KB: Hey, I’ve been a fan of Graham’s since he was doing backups in Airboy and The Prowler back in the 1980s, but I know what you mean — he’s best known for Batman, and darker characters like that. But “best-known” doesn’t mean that’s all he’s good at, by any means. He did a Superman one-shot — Superman: Odyssey — that just blew me away with big, bold, powerful artwork, and I’ve been determined to work with him someday ever since I saw that.
Plus, the stuff he did that made me think he’d be a great choice for Astro City was the issues he did of X-Men Forever, which is about as far from Gotham City as you can get. It had lots of different settings, from suburban neighborhoods to super-scientific HQs, and it had a lot of human drama along with the action, and it really made it clear to me that everything Astro City depends on — fantastic situations, real people, believable emotion — it was all there.
So that’s the stuff I sent around to the rest of the team to see what they thought, and they all agreed that he’d be a great choice.
CA: Stylistically, Nolan’s stuff is a big departure from Anderson. Lots of heavy lines, a little more exaggeration to the figures. How does that visual play into what this story is about?
KB: A couple of different answers:
First, as luck would have it, the story I came up with from Graham to draw is about a costumed criminal — the Gentleman Bandit, a character you’ve seen in the series before, though not under that name. It’s about who he is, what drives him, how he got into this line of work and how his life’s affected by it. So he’s the kind of guy who haunts alleyways and rooftops and might even fight a hero on top of a giant typewriter or two. We see him clash with Jack-In-The-Box and the Confessor. So on that score, it’s taking a different angle on the sort of world and adventure that Graham’s very familiar with, and benefits from that.
But on the other hand, I don’t know that I’d agree with the premise, not fully — Graham’s surface approach may be different from Brent’s, but his approach to storytelling, to the emotional realities and to making things look believable, I think he very much delivers on what the book needs. In finding another artist, we wouldn’t want to look for someone who has the same kind of finish as Brent, we want someone who’ll have the same kind of success in telling the story, but who tells it his own way, much as Brent does it his particular way.
We want a guy who’s got his own approach, and tackles it with confidence and style, not someone who people might mistake for Brent. And Graham does a beautiful job telling the story.
CA: The interesting thing about Astro City has always been that it’s a view of superheroes from the perspective of “normal people.” Do you feel like that presents any difficulty for an artist who’s used to drawing superheroes as the focus, rather than as something that goes on in the background?
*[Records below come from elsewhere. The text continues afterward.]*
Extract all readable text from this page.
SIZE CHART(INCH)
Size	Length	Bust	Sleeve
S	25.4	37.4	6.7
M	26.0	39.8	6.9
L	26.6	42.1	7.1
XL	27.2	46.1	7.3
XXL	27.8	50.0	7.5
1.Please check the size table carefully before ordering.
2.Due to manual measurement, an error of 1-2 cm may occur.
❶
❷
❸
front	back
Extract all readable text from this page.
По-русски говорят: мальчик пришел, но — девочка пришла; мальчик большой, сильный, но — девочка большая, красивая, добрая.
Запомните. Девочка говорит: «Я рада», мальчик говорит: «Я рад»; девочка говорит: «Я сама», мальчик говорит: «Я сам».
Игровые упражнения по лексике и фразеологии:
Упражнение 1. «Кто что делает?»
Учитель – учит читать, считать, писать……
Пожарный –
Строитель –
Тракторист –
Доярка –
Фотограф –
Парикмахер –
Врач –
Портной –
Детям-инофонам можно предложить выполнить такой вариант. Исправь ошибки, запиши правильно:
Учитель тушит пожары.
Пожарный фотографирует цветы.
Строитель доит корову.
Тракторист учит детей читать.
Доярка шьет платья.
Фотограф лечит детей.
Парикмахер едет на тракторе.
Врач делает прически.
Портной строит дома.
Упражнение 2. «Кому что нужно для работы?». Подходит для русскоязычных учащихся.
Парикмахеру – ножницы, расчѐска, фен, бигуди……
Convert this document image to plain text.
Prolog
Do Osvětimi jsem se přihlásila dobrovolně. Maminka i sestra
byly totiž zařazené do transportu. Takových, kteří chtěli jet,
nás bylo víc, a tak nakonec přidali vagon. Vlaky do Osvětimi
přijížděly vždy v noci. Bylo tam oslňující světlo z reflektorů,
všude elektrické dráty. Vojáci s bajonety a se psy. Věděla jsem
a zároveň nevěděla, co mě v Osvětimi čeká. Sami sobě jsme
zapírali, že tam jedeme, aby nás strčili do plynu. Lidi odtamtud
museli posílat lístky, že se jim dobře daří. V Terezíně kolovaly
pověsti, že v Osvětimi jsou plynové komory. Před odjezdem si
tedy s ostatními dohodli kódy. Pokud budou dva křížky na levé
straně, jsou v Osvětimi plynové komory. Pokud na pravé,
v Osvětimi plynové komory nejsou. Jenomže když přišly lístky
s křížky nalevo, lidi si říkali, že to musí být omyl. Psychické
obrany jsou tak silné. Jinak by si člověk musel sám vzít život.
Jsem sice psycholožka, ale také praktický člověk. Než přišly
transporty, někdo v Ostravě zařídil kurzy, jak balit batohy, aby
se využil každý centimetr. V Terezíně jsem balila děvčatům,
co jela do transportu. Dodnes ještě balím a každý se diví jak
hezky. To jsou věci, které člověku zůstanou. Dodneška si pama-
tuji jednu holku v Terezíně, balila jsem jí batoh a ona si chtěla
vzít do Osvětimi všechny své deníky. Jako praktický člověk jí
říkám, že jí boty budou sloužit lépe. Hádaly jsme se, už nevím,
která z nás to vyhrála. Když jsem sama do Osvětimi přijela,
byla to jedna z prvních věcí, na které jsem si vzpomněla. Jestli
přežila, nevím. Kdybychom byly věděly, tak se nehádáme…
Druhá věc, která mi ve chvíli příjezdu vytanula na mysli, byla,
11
KB: I don’t think so. For one thing, Brent was a guy used to drawing superheroes when we started out, and we still ask him to draw a lot of superhero action. It’s an important part of the job. For another, Graham spent ten years or so drawing the Rex Morgan newspaper strip alongside doing superhero and adventure comics, so “normal people” isn’t new territory for him.
And hey, it’s not as if most superhero artists don’t have to draw interpersonal drama in between drawing fight scenes. We just kind of flip the emphasis in Astro City, and make the drama the main story and the superhero action the context for it all. It’s still drawing the same kind of thing, just with different proportions to it. And like I said, those X-Men Forever pages showed me that what we need, Graham’s got in spades.
CA: Does this open up the opportunity for other artists to take a shot at Astro City, or is it more likely that we’ll see another guest around 2033?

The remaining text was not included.